Film : "Le désir de vivre" Françoise Dolto
A une époque où les filles convenables ne faisaient pas d'études, la petite Françoise voulait être "médecin d'éducation". Devenue pédiatre et psychanalyste, Françoise Dolto n'aura de cesse de donner corps à ce rêve d'enfant, y gagnant une notoriété toujours vivace. - AFP/Archives
Par : Alice Antheaume et Catherine Fournier
Le centenaire de Françoise Dolto, née le 6 novembre 1908, a relancé la polémique en 2008 sur l'héritage de la célèbre pédiatre et psychanalyste française en matière d'éducation. Les uns l'accusent d'avoir engendré le phénomène de «l'enfant roi», les autres la remercient d'avoir mis fin au «dressage» des petits. Mais que disait-elle au juste? Que faut-il retenir de ces théories aujourd'hui? (20 minutes.fr fait le point.)

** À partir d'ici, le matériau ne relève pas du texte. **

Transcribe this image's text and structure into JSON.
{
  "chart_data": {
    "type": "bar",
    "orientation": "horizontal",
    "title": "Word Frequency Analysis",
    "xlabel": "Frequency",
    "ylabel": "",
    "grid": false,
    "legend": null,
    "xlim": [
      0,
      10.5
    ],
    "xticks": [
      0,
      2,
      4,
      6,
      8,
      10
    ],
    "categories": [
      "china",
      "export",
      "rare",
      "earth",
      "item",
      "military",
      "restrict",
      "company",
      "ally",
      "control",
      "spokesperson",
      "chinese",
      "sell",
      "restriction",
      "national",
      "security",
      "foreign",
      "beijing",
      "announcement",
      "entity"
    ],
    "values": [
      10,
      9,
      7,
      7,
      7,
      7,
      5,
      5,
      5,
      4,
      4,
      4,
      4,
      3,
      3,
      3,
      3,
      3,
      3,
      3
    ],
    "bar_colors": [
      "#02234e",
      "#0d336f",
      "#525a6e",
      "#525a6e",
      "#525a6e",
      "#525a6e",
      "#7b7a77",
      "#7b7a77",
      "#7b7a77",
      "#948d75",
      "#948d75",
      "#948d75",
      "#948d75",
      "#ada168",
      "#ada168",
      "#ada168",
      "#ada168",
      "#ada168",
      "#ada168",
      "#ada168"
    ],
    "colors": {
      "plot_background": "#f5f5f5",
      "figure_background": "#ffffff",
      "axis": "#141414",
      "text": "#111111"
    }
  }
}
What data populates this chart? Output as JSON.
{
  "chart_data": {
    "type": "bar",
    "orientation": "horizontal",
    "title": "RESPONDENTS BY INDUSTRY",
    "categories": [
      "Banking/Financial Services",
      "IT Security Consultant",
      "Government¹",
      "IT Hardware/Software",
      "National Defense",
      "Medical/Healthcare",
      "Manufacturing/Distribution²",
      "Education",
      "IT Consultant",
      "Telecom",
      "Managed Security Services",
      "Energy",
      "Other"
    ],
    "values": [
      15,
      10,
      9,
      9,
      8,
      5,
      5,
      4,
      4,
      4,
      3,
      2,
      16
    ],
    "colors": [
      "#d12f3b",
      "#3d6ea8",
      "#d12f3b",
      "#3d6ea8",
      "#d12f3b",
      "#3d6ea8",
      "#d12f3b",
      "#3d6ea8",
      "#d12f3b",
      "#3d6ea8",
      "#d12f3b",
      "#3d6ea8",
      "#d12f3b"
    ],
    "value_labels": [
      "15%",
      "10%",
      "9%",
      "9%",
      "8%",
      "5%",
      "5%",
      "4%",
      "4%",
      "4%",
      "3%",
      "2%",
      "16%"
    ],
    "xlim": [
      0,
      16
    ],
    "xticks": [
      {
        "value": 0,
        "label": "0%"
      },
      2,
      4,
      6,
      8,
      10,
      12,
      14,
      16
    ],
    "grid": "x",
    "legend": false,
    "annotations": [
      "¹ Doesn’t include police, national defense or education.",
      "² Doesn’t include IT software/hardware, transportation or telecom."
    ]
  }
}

«L'enfant est un sujet à part entière»
Françoise Dolto a voulu mettre fin à l'idée selon laquelle le bébé n'était qu'«un tube digestif», sans conscience, ni inconscient. Pour elle, c’est «un sujet à part entière», comme l'adulte.
Cette affirmation est encore mal interprétée aujourd'hui, comme l'indique Claude Halmos: «Les parents se disent: si je considère que mon enfant est un être à part entière dont la parole a une valeur, de quel droit puis-je lui interdire tel ou tel acte?», constate la psychanalyste. Avant de corriger: «Dolto, pourtant, le disait elle-même: tous les désirs sont légitimes, tous ne sont pas réalisables. C'est le fond de son enseignement.»
Et de résumer: selon elle, l'enfant est «un être en construction, mais qui ne peut pas se développer correctement sans l'éducation des adultes - donc sans leur autorité».
«L'enfant est un être de langage»
Pour Françoise Dolto, la parole est au cœur de l'éducation, et ce, dès la conception. Elle parlait ainsi au foetus encore dans le ventre de sa mère, puis au nourrisson. «Le bébé comprend tout, mais nous ne savons pas comment il comprend», expliquait-elle.
La parole de l'adulte peut ainsi faire office d'«objet transitionnel», se substituant au doudou. Mieux vaut fonder son autorité sur la force d’une parole plutôt que sur des règles disciplinaires, disait-elle. Quand l’enfant est prêt à aller se coucher, pyjama et dents propres, mieux vaut lui dire d’«aller dans sa chambre» que de lui asséner «dors maintenant».
Ce faisant, Françoise Dolto sortait les enfants de leur statut social d’infans, étymologiquement celui qui n’a pas droit à la parole.
«Les parents doivent continuer à vivre leur vie d’adulte»
Françoise Dolto invite les parents à ne pas faire de l’enfant l’être central de la famille. «Si des parents renoncent à leur propre trajectoire pour consacrer leur vie à leur enfant, ils l’encombrent. Au lieu de lui dégager la voie», commente Daniel Olivier, psychanalyste et président de l'association «Françoise Dolto, ici et maintenant».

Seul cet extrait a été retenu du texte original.